La société S.A. SOGIMA, société anonyme au capital de 10 584 000 €, immatriculée au RCS de Marseille sous le n° B 054 803 770, domicilié au siège social situé [Adresse 3], [Localité 2], prise en la personne de son Président Directeur Général en exercice domicilié es qualité audit siège

représentée par Maître Louisa STRABONI, avocat au barreau de Marseille Al’issue des débats, l’affaire a été mise en délibéré. Le président a avisé les parties que le jugement serait prononcé le 17 Octobre 2024 par mise à disposition au greffe de la juridiction.

NATURE DE LA DECISION : contradictoire et en premier ressort

EXPOSÉ DU LITIGE :

Par bail du 17 mars 2021, la S.A. SOGIMA a consenti un bail à usage d’habitation à M. [N] et Mme [C] épouse [N], pour un loyer de 695,93€, outre 160,24€ de charges mensuelles.

Par ordonnance de référé du 18 juillet 2024, signifiée le 02 août 2024 à étude, le tribunal de proximité de MARSEILLE a constaté la résiliation du bail au 11 novembre 2023, condamné les locataires au paiement de la somme de 19.995,58 €, ordonné l’expulsion des locataires, fixé l’indemnité d’occupation, refusé les délais de paiement et refusé la suspension des effets de la clause résolutoire.

Un commandement de quitter les lieux a été délivré le 20 août 2024.

Par requête du 11 septembre 2024, les époux [N] ont saisi le juge de l’exécution d’une demande de délai de paiement.

A l’audience du 3 octobre 2024, les époux [N] sollicitent l’octroi de délais les plus amples pour quitter les lieux.

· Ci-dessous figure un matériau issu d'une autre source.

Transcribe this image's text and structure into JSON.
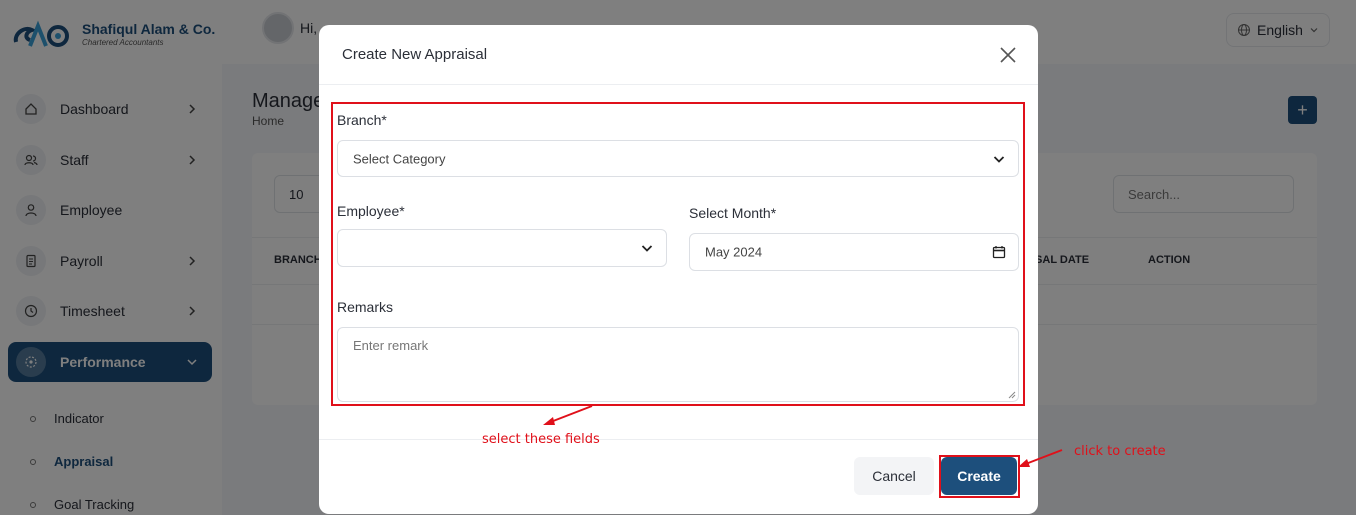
{
  "brand": {
    "name": "Shafiqul Alam & Co.",
    "subtitle": "Chartered Accountants"
  },
  "topbar": {
    "greeting": "Hi,",
    "language": "English"
  },
  "sidebar": {
    "items": [
      {
        "label": "Dashboard",
        "icon": "home-icon"
      },
      {
        "label": "Staff",
        "icon": "users-icon"
      },
      {
        "label": "Employee",
        "icon": "user-icon"
      },
      {
        "label": "Payroll",
        "icon": "receipt-icon"
      },
      {
        "label": "Timesheet",
        "icon": "clock-icon"
      },
      {
        "label": "Performance",
        "icon": "performance-icon",
        "active": true
      }
    ],
    "subitems": [
      {
        "label": "Indicator"
      },
      {
        "label": "Appraisal",
        "active": true
      },
      {
        "label": "Goal Tracking"
      }
    ]
  },
  "page": {
    "title": "Manage",
    "breadcrumb": "Home",
    "add_button": "+",
    "per_page": "10",
    "search_placeholder": "Search...",
    "columns": [
      "BRANCH",
      "ISAL DATE",
      "ACTION"
    ]
  },
  "modal": {
    "title": "Create New Appraisal",
    "branch_label": "Branch*",
    "branch_value": "Select Category",
    "employee_label": "Employee*",
    "employee_value": "",
    "month_label": "Select Month*",
    "month_value": "May 2024",
    "remarks_label": "Remarks",
    "remarks_placeholder": "Enter remark",
    "cancel_label": "Cancel",
    "create_label": "Create"
  },
  "annotations": {
    "fields_note": "select these fields",
    "create_note": "click to create",
    "color": "#e0101a"
  },
  "colors": {
    "primary": "#1d4f7c",
    "accent_red": "#e0101a"
  }
}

Ils font valoir qu’ils sont de bonne foi, en ce qu’ils justifient avoir signalé à la S.A. SOGIMA dès le 31 mai 2022 leur changement de situation et sollicité l’attribution d’un logement plus petit et moins onéreux, puis avoir renouvelé leur demande de mutation en février 2024. S’agissant des revenus du couple, ils justifient d’un salaire de Mme [C] épouse [N] de 1033 € et d’une prime d’activité de 617 € versée par la CAF. Ils ont un enfant mineur à charge. Ils versent un certificat médical d’un médecin généraliste attestant d’une maladie chronique évolutive et irréversible dont souffre M. [N], et des certificats médicaux établissant que Mme [C] épouse [N] souffre de diabète et de complications ophtalmologiques. Mme [C] a fait une demande auprès de la MDPH en juin 2024. Ils justifient, en outre, de l’assurance du logement. S’agissant des démarches de relogement, ils font état d’une demande de logement social. Par ailleurs, un dossier de surendettement est sollicité par le couple.

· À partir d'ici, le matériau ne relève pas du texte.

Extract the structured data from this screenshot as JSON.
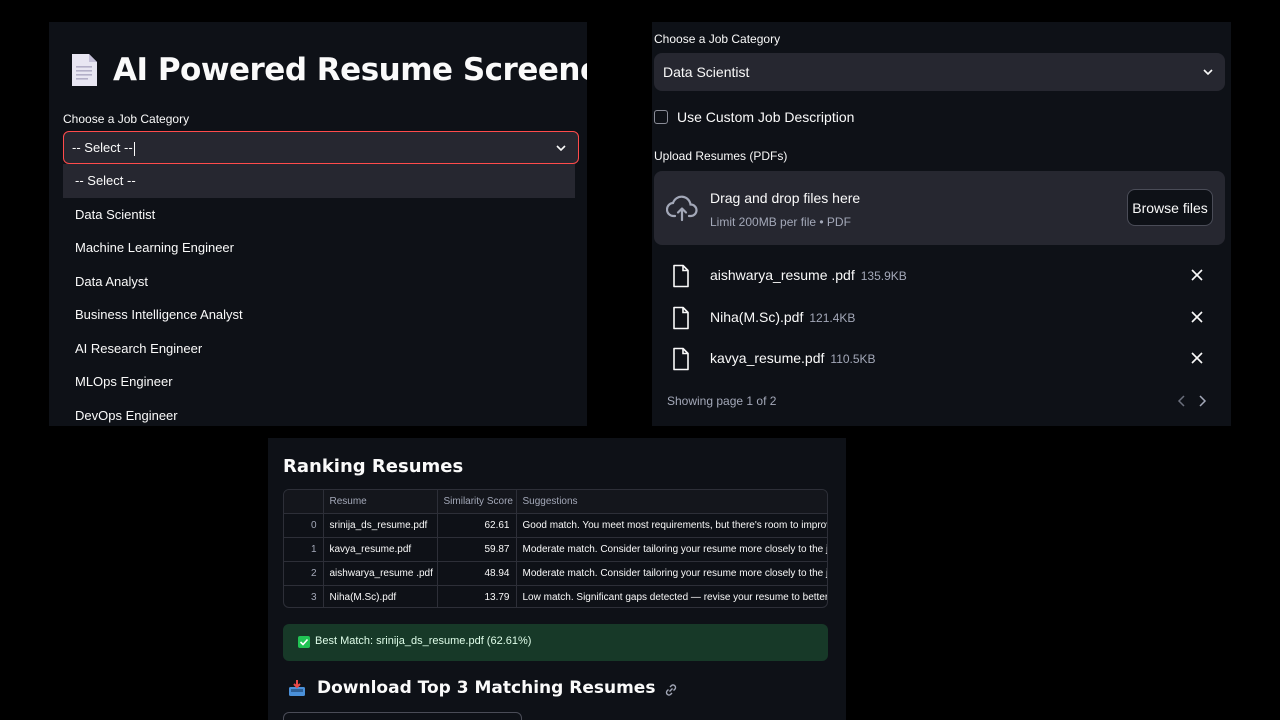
{
  "panel1": {
    "title": "AI Powered Resume Screener",
    "icons": {
      "doc": "page-facing-up-icon",
      "link": "link-icon",
      "chevron": "chevron-down-icon"
    },
    "select_label": "Choose a Job Category",
    "select_value": "-- Select --",
    "options": [
      "-- Select --",
      "Data Scientist",
      "Machine Learning Engineer",
      "Data Analyst",
      "Business Intelligence Analyst",
      "AI Research Engineer",
      "MLOps Engineer",
      "DevOps Engineer"
    ]
  },
  "panel2": {
    "select_label": "Choose a Job Category",
    "select_value": "Data Scientist",
    "checkbox_label": "Use Custom Job Description",
    "upload_label": "Upload Resumes (PDFs)",
    "dropzone_main": "Drag and drop files here",
    "dropzone_sub": "Limit 200MB per file • PDF",
    "browse_label": "Browse files",
    "files": [
      {
        "name": "aishwarya_resume .pdf",
        "size": "135.9KB"
      },
      {
        "name": "Niha(M.Sc).pdf",
        "size": "121.4KB"
      },
      {
        "name": "kavya_resume.pdf",
        "size": "110.5KB"
      }
    ],
    "pager_text": "Showing page 1 of 2",
    "icons": {
      "upload": "cloud-upload-icon",
      "file": "file-icon",
      "remove": "close-icon",
      "prev": "chevron-left-icon",
      "next": "chevron-right-icon"
    }
  },
  "panel3": {
    "ranking_title": "Ranking Resumes",
    "columns": [
      "",
      "Resume",
      "Similarity Score",
      "Suggestions"
    ],
    "rows": [
      {
        "idx": "0",
        "resume": "srinija_ds_resume.pdf",
        "score": "62.61",
        "suggestion": "Good match. You meet most requirements, but there's room to improve."
      },
      {
        "idx": "1",
        "resume": "kavya_resume.pdf",
        "score": "59.87",
        "suggestion": "Moderate match. Consider tailoring your resume more closely to the job."
      },
      {
        "idx": "2",
        "resume": "aishwarya_resume .pdf",
        "score": "48.94",
        "suggestion": "Moderate match. Consider tailoring your resume more closely to the job."
      },
      {
        "idx": "3",
        "resume": "Niha(M.Sc).pdf",
        "score": "13.79",
        "suggestion": "Low match. Significant gaps detected — revise your resume to better align."
      }
    ],
    "best_match": "Best Match: srinija_ds_resume.pdf (62.61%)",
    "download_title": "Download Top 3 Matching Resumes",
    "icons": {
      "check": "check-mark-icon",
      "inbox": "inbox-tray-icon",
      "link": "link-icon"
    },
    "colors": {
      "success_bg": "#173928",
      "accent_red": "#ff4b4b"
    }
  }
}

La S.A. SOGIMA s’oppose à cette demande et sollicite 500 € au titre de l’article 700 du code de procédure civile. Elle entend démontrer la mauvaise foi des locataires, en ce qu’ils n’ont, au jour de l’audience, payé aucune indemnité d’occupation postérieurement à l’ordonnance de référé du 18 juillet 2024, qui avait déjà fixé une dette de plus de 19.000 €, qu’un FSL avait déjà été accordé pour un montant de 2.600 €, que la dette s’élève aujourd’hui à 28.467 € et que, si la demande de mutation formée par le couple a été acceptée, aucun logement n’est disponible actuellement.

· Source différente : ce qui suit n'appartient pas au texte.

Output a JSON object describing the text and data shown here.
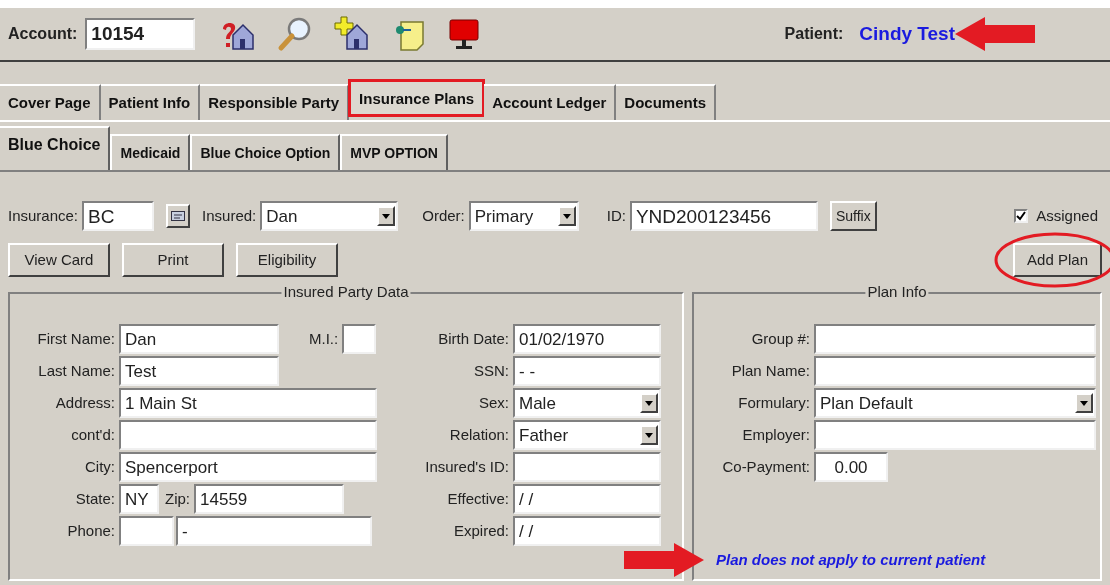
{
  "account": {
    "label": "Account:",
    "value": "10154"
  },
  "patient": {
    "label": "Patient:",
    "name": "Cindy Test",
    "arrow": true
  },
  "tabs": [
    {
      "label": "Cover Page",
      "selected": false,
      "highlighted": false
    },
    {
      "label": "Patient Info",
      "selected": false,
      "highlighted": false
    },
    {
      "label": "Responsible Party",
      "selected": false,
      "highlighted": false
    },
    {
      "label": "Insurance Plans",
      "selected": true,
      "highlighted": true
    },
    {
      "label": "Account Ledger",
      "selected": false,
      "highlighted": false
    },
    {
      "label": "Documents",
      "selected": false,
      "highlighted": false
    }
  ],
  "plan_tabs": [
    {
      "label": "Blue Choice",
      "selected": true
    },
    {
      "label": "Medicaid",
      "selected": false
    },
    {
      "label": "Blue Choice Option",
      "selected": false
    },
    {
      "label": "MVP OPTION",
      "selected": false
    }
  ],
  "insurance_row": {
    "insurance": {
      "label": "Insurance:",
      "value": "BC"
    },
    "insured": {
      "label": "Insured:",
      "value": "Dan"
    },
    "order": {
      "label": "Order:",
      "value": "Primary"
    },
    "id": {
      "label": "ID:",
      "value": "YND200123456"
    },
    "suffix_button": "Suffix",
    "assigned": {
      "label": "Assigned",
      "checked": true
    }
  },
  "buttons": [
    "View Card",
    "Print",
    "Eligibility"
  ],
  "add_plan": {
    "label": "Add Plan",
    "circled": true
  },
  "insured_party": {
    "title": "Insured Party Data",
    "left_rows": [
      [
        {
          "label": "First Name:",
          "value": "Dan",
          "kind": "text"
        },
        {
          "label": "M.I.:",
          "kind": "text"
        }
      ],
      [
        {
          "label": "Last Name:",
          "value": "Test",
          "kind": "text"
        }
      ],
      [
        {
          "label": "Address:",
          "value": "1 Main St",
          "kind": "text"
        }
      ],
      [
        {
          "label": "cont'd:",
          "kind": "text"
        }
      ],
      [
        {
          "label": "City:",
          "value": "Spencerport",
          "kind": "text"
        }
      ],
      [
        {
          "label": "State:",
          "value": "NY",
          "kind": "text"
        },
        {
          "label": "Zip:",
          "value": "14559",
          "kind": "text"
        }
      ],
      [
        {
          "label": "Phone:",
          "value": "-",
          "kind": "phone"
        }
      ]
    ],
    "right_rows": [
      {
        "label": "Birth Date:",
        "value": "01/02/1970",
        "kind": "text"
      },
      {
        "label": "SSN:",
        "value": "- -",
        "kind": "text"
      },
      {
        "label": "Sex:",
        "value": "Male",
        "kind": "dropdown"
      },
      {
        "label": "Relation:",
        "value": "Father",
        "kind": "dropdown"
      },
      {
        "label": "Insured's ID:",
        "kind": "text"
      },
      {
        "label": "Effective:",
        "value": "/ /",
        "kind": "text"
      },
      {
        "label": "Expired:",
        "value": "/ /",
        "kind": "text"
      }
    ]
  },
  "plan_info": {
    "title": "Plan Info",
    "fields": [
      {
        "label": "Group #:",
        "kind": "text"
      },
      {
        "label": "Plan Name:",
        "kind": "text"
      },
      {
        "label": "Formulary:",
        "value": "Plan Default",
        "kind": "dropdown"
      },
      {
        "label": "Employer:",
        "kind": "text"
      },
      {
        "label": "Co-Payment:",
        "value": "0.00",
        "kind": "short"
      }
    ],
    "notice": "Plan does not apply to current patient",
    "notice_arrow": true
  }
}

Les époux [N] ont été autorisés à verser en cours de délibéré une preuve du dépôt auprès du bailleur d’un chèque de 300 €, qui avait été exhibé à l’audience. La note en délibéré comporte un reçu émanant de la S.A. SOGIMA, attestant de la réception de trois chèques de : 150 €, 300 € au titre du mois de septembre et 300 € au titre du mois d’octobre, soit un total de 750 €.

M. [N] et Mme [C] épouse [N] bénéficient de l’aide juridictionnelle.